The Kansas Raygun by Mr. P. P. Belt is up for grabs

This .22LR was crafted by Mr. P. P. Belt of Fredonia, Kansas, when he wasn't busy with other inventions. (Photo: Rock Island)

This .22LR was crafted by Mr. P. P. Belt of Fredonia, Kansas when he wasn’t busy with other inventions and before “dieselpunk” was even a thing. (Photo: Rock Island)

This seriously interesting handgun, which looks like something right out of a 1930s Buck Rogers or Flash Gordon serial, is likely a one of a kind pistol from a Renaissance man.

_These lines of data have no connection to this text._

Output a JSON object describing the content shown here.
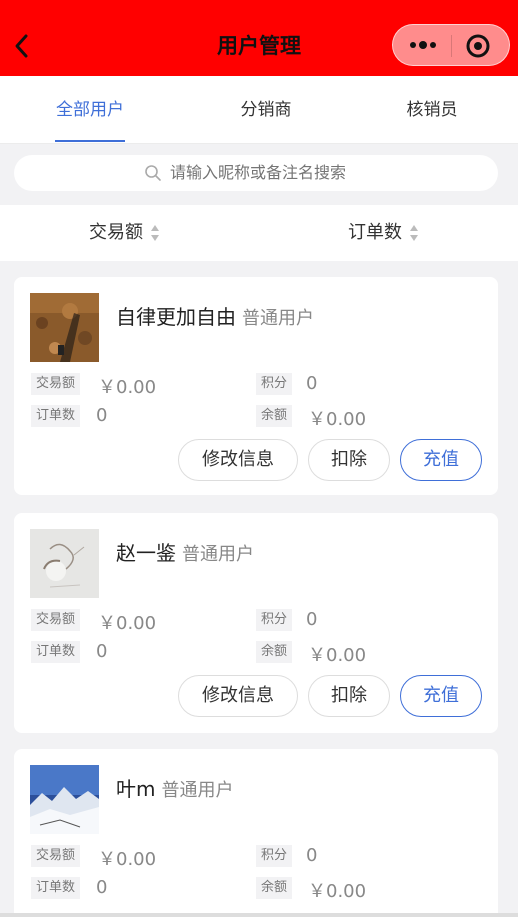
{
  "header": {
    "title": "用户管理",
    "background": "#ff0000",
    "back_icon": "chevron-left-icon",
    "more_icon": "more-dots-icon",
    "close_icon": "target-icon"
  },
  "tabs": [
    {
      "label": "全部用户",
      "active": true
    },
    {
      "label": "分销商",
      "active": false
    },
    {
      "label": "核销员",
      "active": false
    }
  ],
  "accent": "#3f6fd8",
  "search": {
    "placeholder": "请输入昵称或备注名搜索"
  },
  "sort": [
    {
      "label": "交易额"
    },
    {
      "label": "订单数"
    }
  ],
  "labels": {
    "trade": "交易额",
    "points": "积分",
    "orders": "订单数",
    "balance": "余额"
  },
  "actions": {
    "edit": "修改信息",
    "deduct": "扣除",
    "recharge": "充值"
  },
  "users": [
    {
      "name": "自律更加自由",
      "type": "普通用户",
      "trade": "￥0.00",
      "points": "0",
      "orders": "0",
      "balance": "￥0.00"
    },
    {
      "name": "赵一鉴",
      "type": "普通用户",
      "trade": "￥0.00",
      "points": "0",
      "orders": "0",
      "balance": "￥0.00"
    },
    {
      "name": "叶m",
      "type": "普通用户",
      "trade": "￥0.00",
      "points": "0",
      "orders": "0",
      "balance": "￥0.00"
    }
  ]
}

Rock Island has it up for auction this week (estimated price $100-$200) and you will probably not find another like it. Crafted by one Mr. P. P. Belt of Fredonia, Kansas, it is a .22 LR semi-auto that accepts Colt Woodsman magazines — why reinvent the wheel on the latter, right? The barrel is 5.5-inches long and the rimfire action is contained in the rear of the receiver. The cocking handle is on the right-hand side. The piece has wood grips, a large bladed front sight, and rear notch. The flat trigger profile and low bore axis would surely be a hit today.

Belt seemed like an interesting fellow in a Tom Swift kind of way. The Biographical Record of Jasper County, Missouri describes him as a jeweler and machinist in Fredonia (current pop just over 2,000.) He is listed on the Worldwide Registry of Auto Manufacturers as having made his own car around 1904-1907. Popular Aviation in 1930 covered the “garageman” because he made his own airplane with a recycled Ford Model T engine. His shop, powered by propane for “pennies a day” was considered interesting enough of its own account to earn separate mention at least twice in machinist and blacksmithing journals.

We wouldn’t be surprised if a 1930s dirigible journal also noted Belt with his own zeppelin design that he used to fight off hordes of flying robots backed by foreign parties unknown. Maybe that one just hasn’t been digitized, yet.